Nippon Medical School, Tokyo, Japan.

Objective: To see the effect of continuous intercostal nerve block in pediatric patients who underwent ASD closure via mini-right thoracotomy. Methods: Between 2014 and 2017, nine patients underwent ASD closure using cardiopulmonary bypass through right thoracotomy. The skin incision was made on anteroaxillary region and the chest was entered via the fourth intercostal space. Cardiopulmonary bypass was established with aortic and bicaval venous cannulation and ASD was closed during cardiac arrest. At the time of chest closure, intercostal nerve block was performed with levobupivacaine (0.6 mg/kg). The first five patients (group A) were only given a shot intercostal nerve block and the rest four patients (group B) were given levobupivacaine continuously (0.1 mg/kg/hr) through an indwelling catheter until chest tube removal.
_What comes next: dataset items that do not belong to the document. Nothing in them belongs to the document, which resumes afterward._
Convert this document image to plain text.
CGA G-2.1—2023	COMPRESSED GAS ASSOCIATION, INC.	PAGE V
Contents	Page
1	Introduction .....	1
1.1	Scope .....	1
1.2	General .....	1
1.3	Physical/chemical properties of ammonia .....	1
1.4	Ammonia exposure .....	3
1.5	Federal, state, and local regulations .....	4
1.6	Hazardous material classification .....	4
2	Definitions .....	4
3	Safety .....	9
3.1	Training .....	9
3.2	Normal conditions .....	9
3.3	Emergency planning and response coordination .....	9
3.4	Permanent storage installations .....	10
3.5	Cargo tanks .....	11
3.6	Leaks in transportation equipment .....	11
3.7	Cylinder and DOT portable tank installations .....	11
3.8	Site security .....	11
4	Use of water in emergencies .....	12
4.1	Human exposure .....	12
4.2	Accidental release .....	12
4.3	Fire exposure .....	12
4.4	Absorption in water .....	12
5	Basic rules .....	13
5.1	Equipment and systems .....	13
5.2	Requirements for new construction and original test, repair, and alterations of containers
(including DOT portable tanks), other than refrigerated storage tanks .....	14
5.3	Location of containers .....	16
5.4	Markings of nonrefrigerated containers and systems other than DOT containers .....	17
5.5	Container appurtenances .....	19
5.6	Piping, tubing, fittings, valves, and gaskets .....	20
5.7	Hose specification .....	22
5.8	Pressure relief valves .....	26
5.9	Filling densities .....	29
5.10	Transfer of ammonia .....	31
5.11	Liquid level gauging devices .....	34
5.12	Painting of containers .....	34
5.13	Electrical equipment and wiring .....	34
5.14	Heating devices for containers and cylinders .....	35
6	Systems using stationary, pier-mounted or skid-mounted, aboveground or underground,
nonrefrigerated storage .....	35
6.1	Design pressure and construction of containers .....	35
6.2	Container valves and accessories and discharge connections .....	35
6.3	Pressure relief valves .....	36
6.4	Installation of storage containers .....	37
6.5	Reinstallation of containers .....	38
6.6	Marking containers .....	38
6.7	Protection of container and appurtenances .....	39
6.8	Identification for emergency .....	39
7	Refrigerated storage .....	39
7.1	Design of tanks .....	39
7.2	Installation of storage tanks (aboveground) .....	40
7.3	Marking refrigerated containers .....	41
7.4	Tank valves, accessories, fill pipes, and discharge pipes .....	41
The vital signs and dosage of acetaminophen were compared between the groups. Results: The chest tube was removed in 1.6 and 2 days postoperatively. There was a trend of lower heart rate in group B. The respiratory rate was significantly lower in group B (p= 0.0082). The accumulated dosage of acetaminophen given by postoperative day 2 was 53.7 and 11.7 mg/kg (p= 0.039). The average length of hospital stay was 6.2 and 5.3 days respectively. Conclusions: Continuous intercostal nerve block after ASD closure via mini right thoracotomy was effective to stabilize the respiratory rate and reduce the use of analgesic medication.